La Religion vengée[1], mon cher et illustre philosophe, est l’ouvrage des anciens maîtres de François Damiens, des précepteurs de Châtel et de Ravaillac, des confrères du martyr Guignard, du martyr Oldcorn, du martyr Campion[2], etc. Je ne connais, comme vous, cette rapsodie que par le titre ; elle ne fait ici aucune sensation, quoiqu’il en ait déjà paru plusieurs cahiers. Le jésuite Berthier, grand et célèbre directeur du Journal de Trévoux est à la tête de cette belle entreprise, qui tend à décrier auprès du dauphin les plus honnêtes gens et les plus éclairés de la nation. Ces gens-là sont le contraire d’Ajax, ils ne cherchent que la nuit pour se battre[3] ; mais laissons-les dire et faire, la raison finira par avoir raison. Malheureusement vous et moi nous n’y serons plus quand ce bonheur arrivera au genre humain. Quelqu’un qui lit le Journal de Trévoux (car pour moi je rends justice à tous ces libelles périodiques en ne les lisant jamais) me dit hier que, dans le dernier journal, vous étiez nommément et indécemment attaqué : « Ce poëte, dit-on, qui s’appelle l’ami des hommes, et qui est l’ennemi du Dieu que nous adorons. » Voilà comme ils vous habillent, et voilà ce que M. de Malesherbes, le protecteur déclaré de toute la canaille littéraire, laisse imprimer avec approbation et privilège.

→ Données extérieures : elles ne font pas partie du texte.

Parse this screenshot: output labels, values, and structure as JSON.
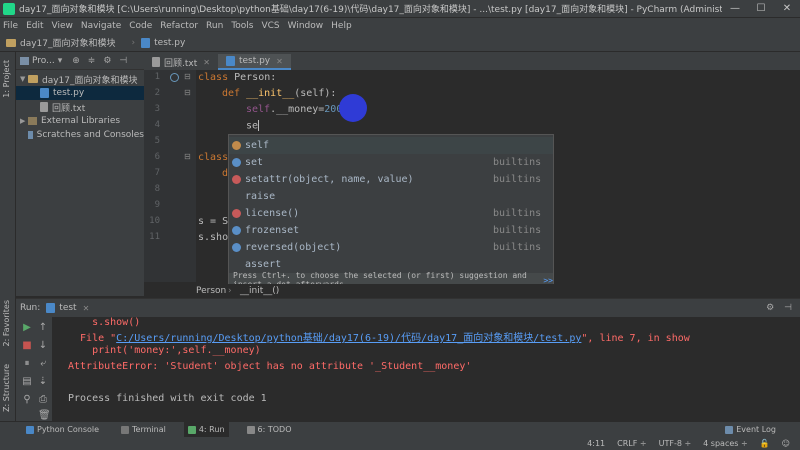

Le malheureux assassin n’a point encore parlé ; il persifle ses juges et ses gardes ; il demande la question, et je crois qu’il ne sollicitera pas longtemps. C’est un mystère d’iniquité effroyable, dont peut-être on ne saura jamais les vrais auteurs.

Votre Histoire fait beau et grand bruit, comme elle le mérite ; le chapitre[4] d’Henri IV surtiout a charmé tout le monde. J’ai reçu Imagination[5], et je vous en remercie. Adieu, mon cher et illustre confrère ; vous devriez bien nous donner quelque ouvrage digne de vous sur l’attentat commis en la personne du roi. En attendant je vous recommande, à vos moments perdus, les auteurs de la Religion vengée. Vale, et nos ama.

  1. Voyez ci-dessus, lettre 3293.
  2. Sur ces trois jésuites, voyez tome XII. pages 493, 557, et tome XIII, page 53.
  3. Iliade, chant XVII, vers 645.
  4. Aujourd’hui le chapitre clxxiv de l’Essai sur les Mœurs, tome XII, page 538.
  5. Voyez cet article, tome XIX, page 427.